Литвинов порылся у себя в столе, бросил французу газету:

— Это ваша. Поль Надо — быть может, вы его знаете? Он из Парижа, тоже, — Литвинов снова усмехнулся, — журналист. Вот почитайте, что он пишет о нашей оппозиции, причем не болтающейся за чаем, но серьезной — об эсерах и кадетах. Он с ними в Бутырской тюрьме посидел.

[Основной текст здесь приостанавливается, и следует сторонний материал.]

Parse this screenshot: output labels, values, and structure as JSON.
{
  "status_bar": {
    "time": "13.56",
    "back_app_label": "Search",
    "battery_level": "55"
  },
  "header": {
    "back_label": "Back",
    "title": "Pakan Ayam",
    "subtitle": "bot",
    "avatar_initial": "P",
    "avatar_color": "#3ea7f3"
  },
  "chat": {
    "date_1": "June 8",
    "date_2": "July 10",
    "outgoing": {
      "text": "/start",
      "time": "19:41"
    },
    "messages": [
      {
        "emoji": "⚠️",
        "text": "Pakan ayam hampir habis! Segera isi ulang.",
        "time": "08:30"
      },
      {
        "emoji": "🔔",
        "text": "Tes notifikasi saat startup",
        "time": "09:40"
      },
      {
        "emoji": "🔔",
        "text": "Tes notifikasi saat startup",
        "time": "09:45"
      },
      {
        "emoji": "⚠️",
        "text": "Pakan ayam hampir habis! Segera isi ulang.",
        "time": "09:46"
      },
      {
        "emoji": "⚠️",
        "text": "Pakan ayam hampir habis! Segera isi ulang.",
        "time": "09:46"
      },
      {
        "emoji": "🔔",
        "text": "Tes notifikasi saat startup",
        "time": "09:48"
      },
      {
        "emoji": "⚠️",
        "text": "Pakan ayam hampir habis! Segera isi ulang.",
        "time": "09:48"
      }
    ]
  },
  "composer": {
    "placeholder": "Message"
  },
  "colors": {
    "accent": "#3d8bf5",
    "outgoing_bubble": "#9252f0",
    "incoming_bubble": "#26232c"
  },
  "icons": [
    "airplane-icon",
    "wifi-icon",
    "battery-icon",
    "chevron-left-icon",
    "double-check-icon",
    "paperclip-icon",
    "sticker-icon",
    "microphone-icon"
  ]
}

Бленер взял газету и сразу же увидел отчеркнутые абзацы: «Вся камера с великой торжественностью обсуждала проблемы внутреннего порядка, как, например, назначение дневальных. Детская мания парламентаризма, обрушившаяся на всю Россию, проявлялась в бесконечных пустых речах в нашей камере. Под руководством председателя поправки сменялись контрпоправками, те в свою очередь — предложениями, а их уж сменяли контрпредложения. Участники этого жуткого тюремного турнира применяли методы, которые были бы не лишними в Вестминстерском дворце. Арестанты терпеливо слушали эти ораторские словопрения, которые так ничем и не кончились… Через три дня в камеру с воли доставили для членов партии с.-р. корзины с продуктами. Те без стеснения стали уплетать за обе щеки. Остальные арестанты молча отворачивались, чтобы не очень страдать. Но староста не выдержал, поднялся и сказал: „Я предлагаю обсудить в заседании вопрос о социализации всех съестных припасов“. Наступило молчание. Слышалось лишь хрустение челюстей товарищей с.-р., которые принялись жевать быстрее. Наконец один из них сладким голосом произнес: „Конечно, коллеги, эта идея нам симпатична, так как прямо вытекает из наших партийных принципов. Но рассудим! Намерены ли мы посягать на свободу совести? Здесь многие не разделяют наших идей, — добавил оратор, указав на старого голодного полковника, на помещика с пустым желудком и знаменитого московского адвоката, доведенного голодом до бешенства. — Заставим ли мы этих господ стать социалистами помимо их воли? Нет, товарищи! Я утверждаю, что дальнейшее обсуждение этого вопроса должно быть отложено“. И оратор поспешил энергично наверстать потерянное время усиленным уничтожением пищи».

— Каково? — спросил Литвинов. — Если бы написал большевик, а то ведь — ваш брат, буржуй… Нас терпеть не может, но и он сказал — после освобождения: «Лучше уж с вами, вы хоть конкретны, а те — как медузы перед штормом, неохватны и зыбки».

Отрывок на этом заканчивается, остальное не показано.